I remember a Vicar meeting up with me for lunch, just before I was installed as a Vicar myself.
I asked for a few tips.
And this Vicar told me to just be prepared for the Hosanna-Crucify experience that all vicars suffer. When, one minute people are singing your praises and the next they are plotting to do away with you!
Well, I can’t say that’s how it always is for me in my lovely church – where people are very generous and forgiving – and often have good cause to crucify me.
But the remark stuck with me because isn’t that how we all are, to some extent? One minute, being loyal and supportive, and the next, stabling people in the back.
And, of course, that’s exactly what we see in the story of Jesus on Palm Sunday – which comes up again in the Church calendar this week.
Jesus has been proclaiming the kingdom of God in the backwaters of the Roman Empire – a message of non-violent resistance to the exploitation and oppression that his people are suffering. And he decides to take this message to Jerusalem.
Jerusalem is the traditional centre of the Jewish people, where the Temple is – their place of worship. And it is at the time of the Passover – the biggest Jewish festival of the year.
Hundreds of thousands of pilgrims would have been crammed into the city - to remember the foundational story of the Jewish faith – the story of the Exodus. When their forebears had been in slavery in Egypt and had cried out to God and God had heard their prayer and answered them – sending Moses to lead them out of Egypt.
Wasn’t it the same in Jesus’ time?
The Jewish people saw themselves as in slavery to the Romans and crying out for God to anoint someone (the word Messiah means ‘anointed one’), someone like Moses to deliver them.
So, when Jesus rides into Jerusalem on a donkey, what does this mean?
Well, first and foremost Jesus is saying that he IS this Messiah, this anointed one, that the people have been waiting for. And he tells them this by arriving on a donkey – fulfilling an ancient scripture that prophesied that the Messiah would enter Jerusalem on a donkey.
The people recognise this and are excited.
They shout Hosanna which means ‘Save us!’ They recognise Jesus as the Messiah, the one God is sending to save them.
But they expect Jesus to square up to the Romans in the same way that Moses squared up to Pharaoh and the Egyptians.
But what does Jesus do?
He actually does things that are more offensive to the Jewish people than to the Romans. He overturns the tables in the Temple. He gets into arguments with the scribes and pharisees. He talks about the Temple being destroyed .
He does all these things because he sees how the Jewish authorities are collaborating with the Romans in oppressing and exploiting people. He wants things to change – not so much by fighting the Romans but by changing peoples’ hearts and minds.
But the Jewish people just see a man who is not living up their expectations. Who is not the kind of Messiah they had in mind.
So the cries turn from Hosanna! to Crucify!
The complaint is that Jesus sees himself as the Son of God, as Lord and Saviour – all titles that the Romans saw as being fitting for Caesar alone.

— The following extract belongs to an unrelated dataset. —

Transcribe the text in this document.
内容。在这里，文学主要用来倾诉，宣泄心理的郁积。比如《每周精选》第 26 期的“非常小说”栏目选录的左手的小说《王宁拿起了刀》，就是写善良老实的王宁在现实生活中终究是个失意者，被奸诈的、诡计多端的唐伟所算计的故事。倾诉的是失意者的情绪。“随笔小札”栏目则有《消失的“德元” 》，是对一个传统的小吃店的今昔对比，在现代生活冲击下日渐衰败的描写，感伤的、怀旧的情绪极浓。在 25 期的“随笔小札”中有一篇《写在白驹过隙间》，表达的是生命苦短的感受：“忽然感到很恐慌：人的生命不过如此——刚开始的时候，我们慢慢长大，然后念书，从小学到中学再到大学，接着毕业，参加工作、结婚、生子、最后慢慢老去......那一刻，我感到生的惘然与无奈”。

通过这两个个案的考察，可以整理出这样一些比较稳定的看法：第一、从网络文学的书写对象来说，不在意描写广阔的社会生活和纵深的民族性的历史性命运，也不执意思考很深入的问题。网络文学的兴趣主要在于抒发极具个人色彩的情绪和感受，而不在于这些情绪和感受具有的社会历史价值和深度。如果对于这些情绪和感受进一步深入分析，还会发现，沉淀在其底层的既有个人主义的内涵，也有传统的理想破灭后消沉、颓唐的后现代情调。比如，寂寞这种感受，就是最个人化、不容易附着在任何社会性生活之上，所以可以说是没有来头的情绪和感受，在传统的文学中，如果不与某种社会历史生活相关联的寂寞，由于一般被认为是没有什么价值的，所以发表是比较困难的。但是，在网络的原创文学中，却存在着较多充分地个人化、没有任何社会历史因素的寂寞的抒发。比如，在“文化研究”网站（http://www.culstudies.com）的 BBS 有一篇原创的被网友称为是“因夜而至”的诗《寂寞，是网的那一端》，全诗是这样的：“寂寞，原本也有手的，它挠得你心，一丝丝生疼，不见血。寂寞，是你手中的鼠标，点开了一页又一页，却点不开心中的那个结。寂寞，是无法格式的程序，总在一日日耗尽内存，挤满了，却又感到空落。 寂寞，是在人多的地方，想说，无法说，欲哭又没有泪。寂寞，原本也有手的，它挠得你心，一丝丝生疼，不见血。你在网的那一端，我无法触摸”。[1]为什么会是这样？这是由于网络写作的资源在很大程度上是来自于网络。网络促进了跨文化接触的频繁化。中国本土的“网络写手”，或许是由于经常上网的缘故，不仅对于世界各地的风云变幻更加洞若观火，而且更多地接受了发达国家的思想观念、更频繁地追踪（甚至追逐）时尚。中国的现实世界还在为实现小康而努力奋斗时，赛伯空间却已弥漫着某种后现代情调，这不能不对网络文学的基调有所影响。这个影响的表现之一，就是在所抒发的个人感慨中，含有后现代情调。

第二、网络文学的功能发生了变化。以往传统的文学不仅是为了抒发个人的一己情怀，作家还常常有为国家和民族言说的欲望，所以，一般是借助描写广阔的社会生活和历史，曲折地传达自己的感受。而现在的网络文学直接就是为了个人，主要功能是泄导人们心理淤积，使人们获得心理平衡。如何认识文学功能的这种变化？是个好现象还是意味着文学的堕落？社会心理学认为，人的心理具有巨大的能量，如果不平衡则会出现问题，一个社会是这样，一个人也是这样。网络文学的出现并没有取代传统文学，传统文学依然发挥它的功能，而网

So, by the end of the week, Jesus has been arrested, accused of challenging imperial authority and then faces the consequences of this crime. Being nailed to a cross and left to die.
A punishment that was intended to deter others from following his example and challenging the way things were.
Well the story, as you know, goes on. And doesn’t end at the Cross.
And there are many more questions to consider. Like, why do Christians celebrate Easter? What is the good news about this story?
I’d like to encourage you this year to try to answer those questions yourself.
If you can, this Holy Week and Easter, find a church and attend as many services as possible. Hear the stories of Palm Sunday, Maundy Thursday (when Jesus washes his disciples’ feet and institutes holy communion), Good Friday and, of course, Easter Day.
Walk the ‘via dolorosa,’ the road of sorrow, with Jesus. Make the journey from crying Hosanna! to crying Crucify!
And then, see with what joy you may proclaim ‘Alleluia! He is risen’ on Easter Day.